No, you cannot tell how much pressure is lost based on the size of the hose. This is not because there is not enough information to tell but because the hose is irrelevant.
You seem to be under the impression that there is some total amount of pressure in the hose and in the inner tube, and when you disconnect the pump and release the pressure in the hose, some of it is lost.
This is an incorrect understanding of what pressure means. Pressure is an intensive property — it is something that is the same for of all the air no matter how you divide it up within the connected system. The pressure in the hose equals the pressure in the inner tube, which equals the pressure in the whole pump-and-hose-and-inner-tube system.
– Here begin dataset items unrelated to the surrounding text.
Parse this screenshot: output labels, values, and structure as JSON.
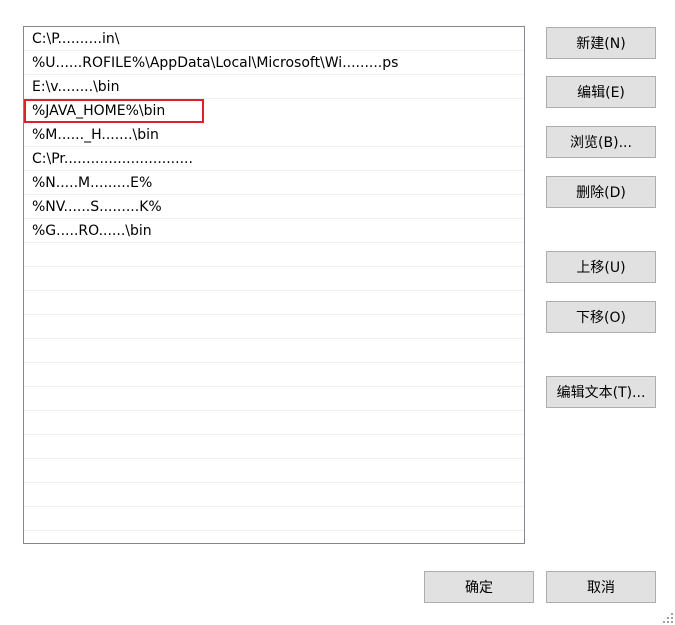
{
  "path_entries": [
    "C:\\P..........in\\",
    "%U......ROFILE%\\AppData\\Local\\Microsoft\\Wi.........ps",
    "E:\\v........\\bin",
    "%JAVA_HOME%\\bin",
    "%M......_H.......\\bin",
    "C:\\Pr.............................",
    "%N.....M.........E%",
    "%NV......S.........K%",
    "%G.....RO......\\bin",
    "",
    "",
    "",
    "",
    "",
    "",
    "",
    "",
    "",
    "",
    "",
    ""
  ],
  "highlighted_entry_index": 3,
  "buttons": {
    "new": "新建(N)",
    "edit": "编辑(E)",
    "browse": "浏览(B)...",
    "delete": "删除(D)",
    "move_up": "上移(U)",
    "move_down": "下移(O)",
    "edit_text": "编辑文本(T)...",
    "ok": "确定",
    "cancel": "取消"
  },
  "colors": {
    "highlight_border": "#d9232a",
    "button_bg": "#e1e1e1",
    "button_border": "#adadad",
    "list_border": "#828790"
  }
}
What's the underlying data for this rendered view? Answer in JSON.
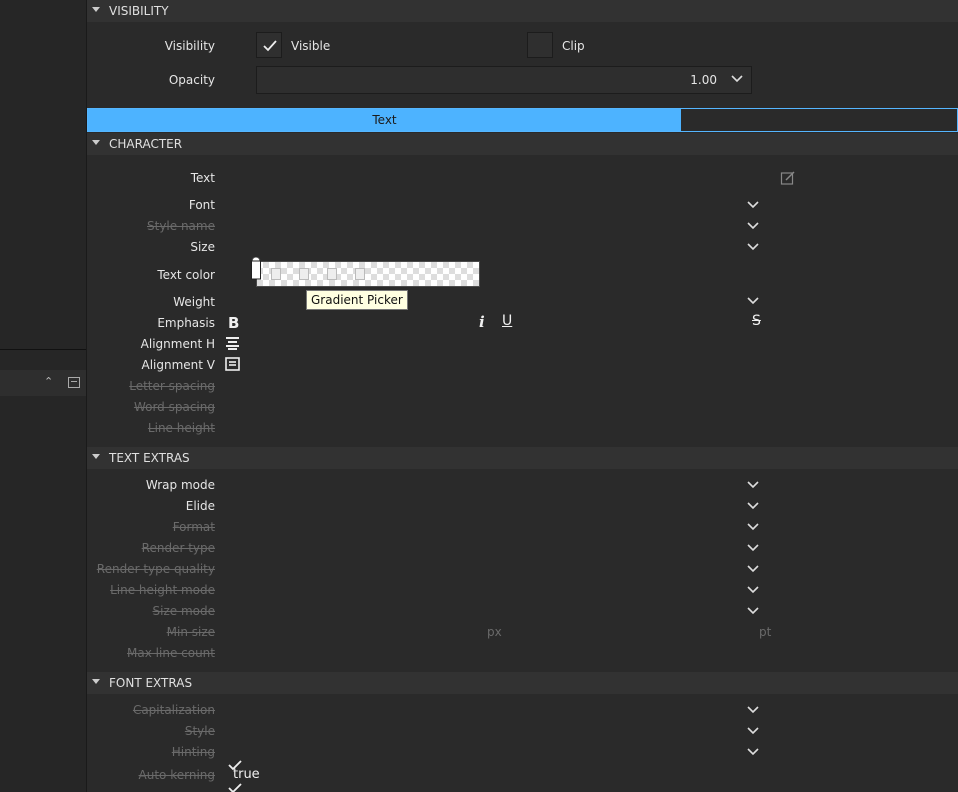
{
  "visibility": {
    "header": "VISIBILITY",
    "visibility_label": "Visibility",
    "visible_label": "Visible",
    "visible_checked": true,
    "clip_label": "Clip",
    "clip_checked": false,
    "opacity_label": "Opacity",
    "opacity_value": "1.00"
  },
  "tabs": {
    "active": "Text"
  },
  "character": {
    "header": "CHARACTER",
    "text_label": "Text",
    "font_label": "Font",
    "style_name_label": "Style name",
    "size_label": "Size",
    "text_color_label": "Text color",
    "tooltip": "Gradient Picker",
    "weight_label": "Weight",
    "emphasis_label": "Emphasis",
    "emphasis_bold": "B",
    "emphasis_italic": "i",
    "emphasis_underline": "U",
    "emphasis_strike": "S",
    "alignment_h_label": "Alignment H",
    "alignment_v_label": "Alignment V",
    "letter_spacing_label": "Letter spacing",
    "word_spacing_label": "Word spacing",
    "line_height_label": "Line height"
  },
  "text_extras": {
    "header": "TEXT EXTRAS",
    "wrap_mode_label": "Wrap mode",
    "elide_label": "Elide",
    "format_label": "Format",
    "render_type_label": "Render type",
    "render_type_quality_label": "Render type quality",
    "line_height_mode_label": "Line height mode",
    "size_mode_label": "Size mode",
    "min_size_label": "Min size",
    "min_size_unit_px": "px",
    "min_size_unit_pt": "pt",
    "max_line_count_label": "Max line count"
  },
  "font_extras": {
    "header": "FONT EXTRAS",
    "capitalization_label": "Capitalization",
    "style_label": "Style",
    "hinting_label": "Hinting",
    "auto_kerning_label": "Auto kerning",
    "auto_kerning_value": "true"
  },
  "icons": {
    "section_toggle": "triangle-down-icon",
    "dropdown": "chevron-down-icon",
    "edit": "edit-icon",
    "align_h": "align-center-icon",
    "align_v": "align-vertical-icon"
  },
  "colors": {
    "accent": "#4db3ff",
    "background": "#2a2a2a",
    "header": "#323232",
    "tooltip_bg": "#ffffe1"
  }
}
In the tradition of physics education, let's consider the ideal case with a separately controllable valve on the tube. This is what would happen:
With the pump attached to the inner tube, you open the valve. This causes the pressure in the hose and tube to equalize: this is when the gauge on your pump jumps upward. At this point, the pressure in the tube has reduced, because some of the mass of air in it moved into the hose to pressurize it.
You use the pump to increase the pressure as desired, according to the gauge.
You close the valve on the tube. The pressures on each side of the valve remain equal to each other and to that read by the pump's gauge.
You disconnect the hose. The extra air in the hose escapes to the atmosphere.
As soon as you closed the valve, the inner tube became a closed system: the pressure in it is no longer affected by anything about the pump. It will stay where the gauge said it was while you were pumping.
Now, in a real valve and pump chuck, there isn't a separate control to close the valve (pumps may have moving center pins to push the valve open as part of the “lock” but they aren't always exactly the right length — but I've never used a Presta valve so I may not have this right for those), and it is instead closed as you pull the chuck off the valve. This may release some air from the tube, due to the valve not being fully closed before the connection starts being open to the atmosphere. However, the amount of air released from the tube depends on the valve and how fast you let it close. It does not depend on the volume of air in the hose (except insofar as the pressure in the hose opposes the pressure of the tube even though both are also flowing out to the atmosphere, which is probably a minor effect).